December 25, 2007

Skywalk story is no. 3

In its year-end roundup, the LA Times says the following was the third most e-mailed story of 2007. Therefore, it deserves a look:

Tribe's canyon Skywalk opens one deep divideTribal officials say the development, which may eventually include hotels, restaurants and a golf course, is the best way to address the social ills of a small reservation, where the 2,000 residents struggle with a 50% unemployment rate and widespread alcoholism and poverty.

But off the reservation, many people regard the development and especially the Skywalk as tantamount to defacing a national treasure.

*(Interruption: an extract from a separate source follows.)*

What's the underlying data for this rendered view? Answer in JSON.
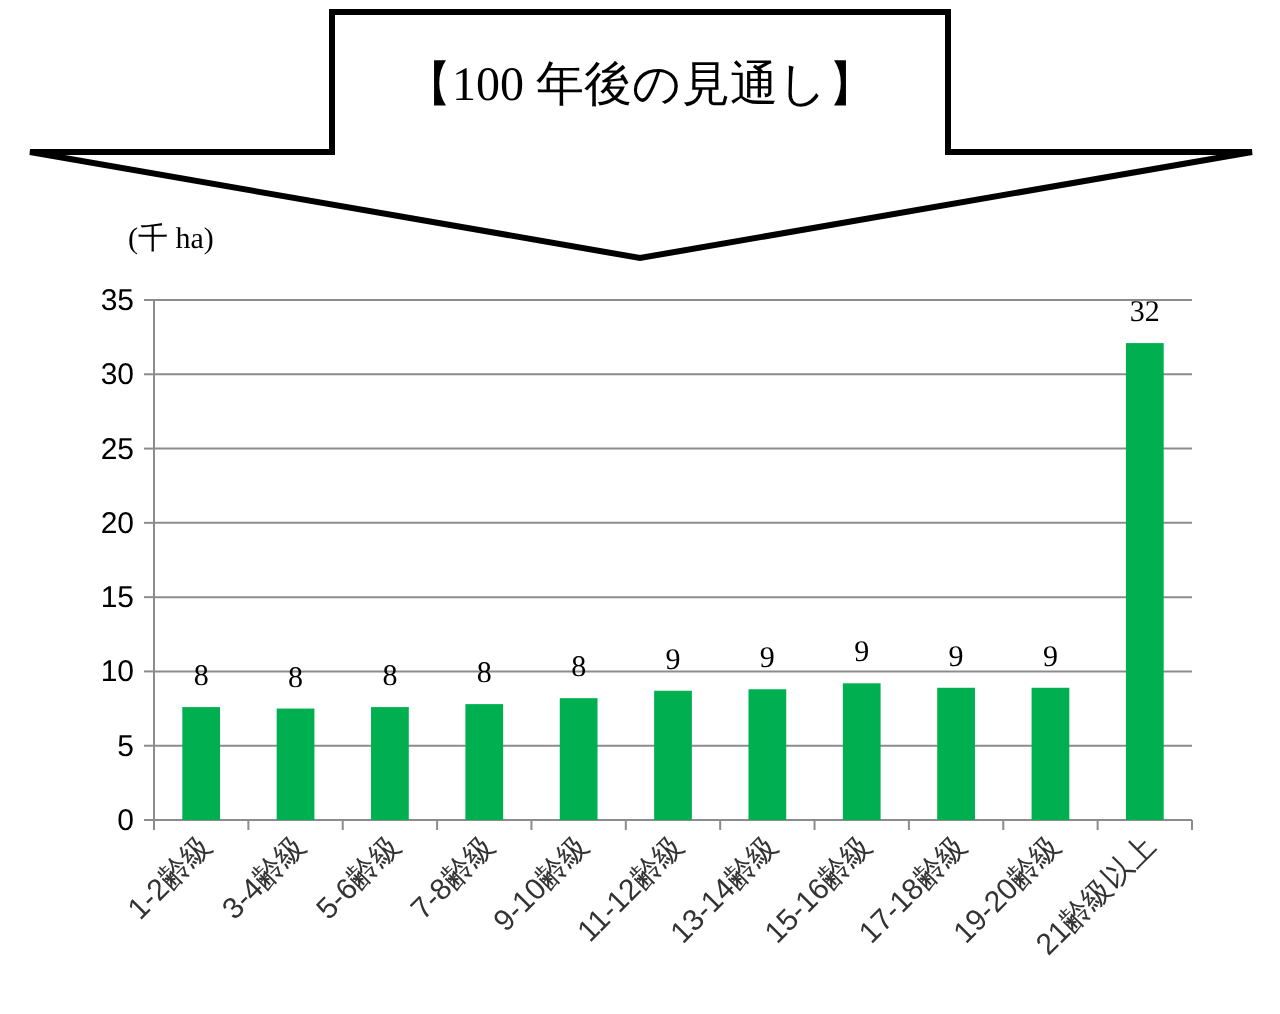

"It's the equivalent of an upscale carnival ride," said Robert Arnberger, a former superintendent of Grand Canyon National Park who was born near the canyon's South Rim. "Why would they desecrate this place with this?"

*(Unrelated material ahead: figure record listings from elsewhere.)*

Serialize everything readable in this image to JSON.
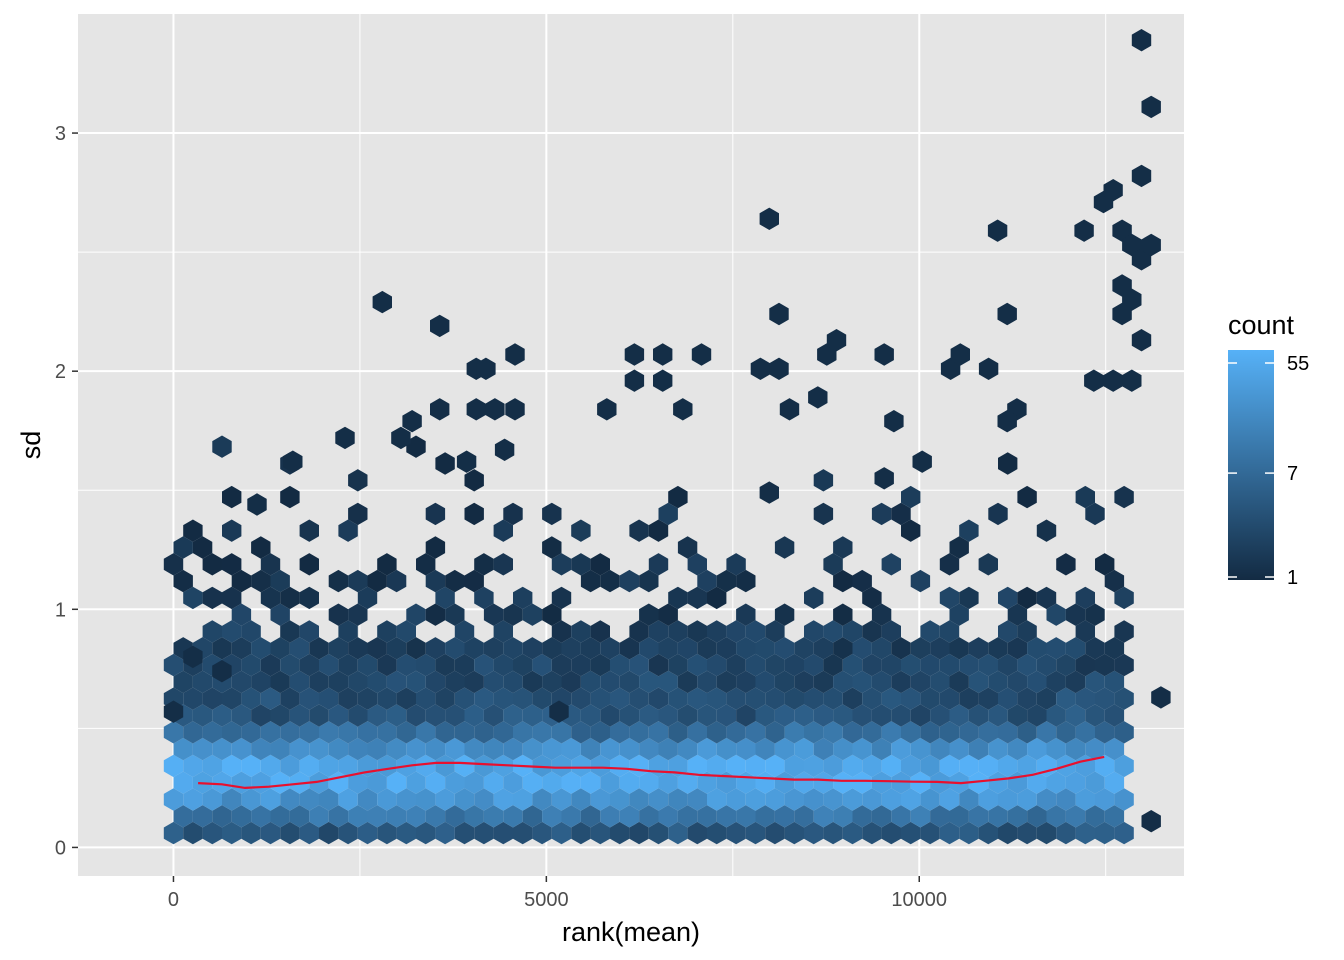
{
  "chart_data": {
    "type": "hexbin",
    "xlabel": "rank(mean)",
    "ylabel": "sd",
    "xlim": [
      -1280,
      13550
    ],
    "ylim": [
      -0.12,
      3.5
    ],
    "x_ticks": [
      0,
      5000,
      10000
    ],
    "x_tick_labels": [
      "0",
      "5000",
      "10000"
    ],
    "y_ticks": [
      0,
      1,
      2,
      3
    ],
    "y_tick_labels": [
      "0",
      "1",
      "2",
      "3"
    ],
    "x_minor_ticks": [
      2500,
      7500,
      12500
    ],
    "y_minor_ticks": [
      0.5,
      1.5,
      2.5
    ],
    "grid": true,
    "panel_background": "#e5e5e5",
    "grid_color": "#ffffff",
    "legend": {
      "title": "count",
      "position": "right",
      "scale": "log",
      "breaks": [
        1,
        7,
        55
      ],
      "break_labels": [
        "1",
        "7",
        "55"
      ],
      "low_color": "#132b43",
      "high_color": "#56b1f7"
    },
    "hex_dense_band": {
      "x_range": [
        0,
        12800
      ],
      "sd_center": 0.3,
      "sd_spread": 0.16
    },
    "outlier_hexes": [
      {
        "x": 1600,
        "y": 1.62
      },
      {
        "x": 1120,
        "y": 1.44
      },
      {
        "x": 2300,
        "y": 1.72
      },
      {
        "x": 2800,
        "y": 2.29
      },
      {
        "x": 3570,
        "y": 2.19
      },
      {
        "x": 3200,
        "y": 1.79
      },
      {
        "x": 3050,
        "y": 1.72
      },
      {
        "x": 3570,
        "y": 1.84
      },
      {
        "x": 3930,
        "y": 1.62
      },
      {
        "x": 4060,
        "y": 2.01
      },
      {
        "x": 4190,
        "y": 2.01
      },
      {
        "x": 4060,
        "y": 1.84
      },
      {
        "x": 4310,
        "y": 1.84
      },
      {
        "x": 4580,
        "y": 2.07
      },
      {
        "x": 4580,
        "y": 1.84
      },
      {
        "x": 4440,
        "y": 1.67
      },
      {
        "x": 6180,
        "y": 2.07
      },
      {
        "x": 6560,
        "y": 2.07
      },
      {
        "x": 6180,
        "y": 1.96
      },
      {
        "x": 6560,
        "y": 1.96
      },
      {
        "x": 5810,
        "y": 1.84
      },
      {
        "x": 6830,
        "y": 1.84
      },
      {
        "x": 7080,
        "y": 2.07
      },
      {
        "x": 7870,
        "y": 2.01
      },
      {
        "x": 8120,
        "y": 2.01
      },
      {
        "x": 7990,
        "y": 2.64
      },
      {
        "x": 8120,
        "y": 2.24
      },
      {
        "x": 8760,
        "y": 2.07
      },
      {
        "x": 8890,
        "y": 2.13
      },
      {
        "x": 9530,
        "y": 2.07
      },
      {
        "x": 8260,
        "y": 1.84
      },
      {
        "x": 8640,
        "y": 1.89
      },
      {
        "x": 9660,
        "y": 1.79
      },
      {
        "x": 10040,
        "y": 1.62
      },
      {
        "x": 10420,
        "y": 2.01
      },
      {
        "x": 10550,
        "y": 2.07
      },
      {
        "x": 10930,
        "y": 2.01
      },
      {
        "x": 11050,
        "y": 2.59
      },
      {
        "x": 11180,
        "y": 2.24
      },
      {
        "x": 12210,
        "y": 2.59
      },
      {
        "x": 12470,
        "y": 2.71
      },
      {
        "x": 12600,
        "y": 2.76
      },
      {
        "x": 12720,
        "y": 2.59
      },
      {
        "x": 12850,
        "y": 2.53
      },
      {
        "x": 12980,
        "y": 3.39
      },
      {
        "x": 13110,
        "y": 3.11
      },
      {
        "x": 12980,
        "y": 2.82
      },
      {
        "x": 12980,
        "y": 2.47
      },
      {
        "x": 13110,
        "y": 2.53
      },
      {
        "x": 12720,
        "y": 2.36
      },
      {
        "x": 12850,
        "y": 2.3
      },
      {
        "x": 12720,
        "y": 2.24
      },
      {
        "x": 12980,
        "y": 2.13
      },
      {
        "x": 12340,
        "y": 1.96
      },
      {
        "x": 12600,
        "y": 1.96
      },
      {
        "x": 12850,
        "y": 1.96
      },
      {
        "x": 11310,
        "y": 1.84
      },
      {
        "x": 11180,
        "y": 1.79
      },
      {
        "x": 9530,
        "y": 1.55
      },
      {
        "x": 7990,
        "y": 1.49
      },
      {
        "x": 13110,
        "y": 0.11
      },
      {
        "x": 13240,
        "y": 0.63
      },
      {
        "x": 5170,
        "y": 0.57
      },
      {
        "x": 260,
        "y": 0.8
      },
      {
        "x": 650,
        "y": 0.74
      },
      {
        "x": 0,
        "y": 0.57
      }
    ],
    "trend_line": {
      "color": "#e8102e",
      "x": [
        330,
        650,
        960,
        1280,
        1600,
        1920,
        2240,
        2560,
        2880,
        3200,
        3520,
        3840,
        4160,
        4480,
        4800,
        5120,
        5440,
        5760,
        6080,
        6400,
        6720,
        7040,
        7360,
        7680,
        8000,
        8320,
        8640,
        8960,
        9280,
        9600,
        9920,
        10240,
        10560,
        10880,
        11200,
        11520,
        11840,
        12160,
        12480
      ],
      "y": [
        0.27,
        0.265,
        0.25,
        0.255,
        0.265,
        0.275,
        0.295,
        0.315,
        0.33,
        0.345,
        0.355,
        0.355,
        0.35,
        0.345,
        0.34,
        0.335,
        0.335,
        0.335,
        0.33,
        0.32,
        0.315,
        0.305,
        0.3,
        0.295,
        0.29,
        0.285,
        0.285,
        0.28,
        0.28,
        0.278,
        0.276,
        0.275,
        0.27,
        0.28,
        0.29,
        0.305,
        0.33,
        0.36,
        0.38
      ]
    }
  }
}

"I've never been able to resolve the apparent conflict between the tribe's oft-stated claim that there is no better caregiver and steward of the Grand Canyon than the tribe, and their approach to the land--which is based on heavy use and economics," he said.

"They say the Grand Canyon is theirs to do with however they please. Under law, it's hard to argue that proposition. But obviously the lure of dollars for the tribal treasury is greater than the obligation to manage the Grand Canyon for its cultural and historic values."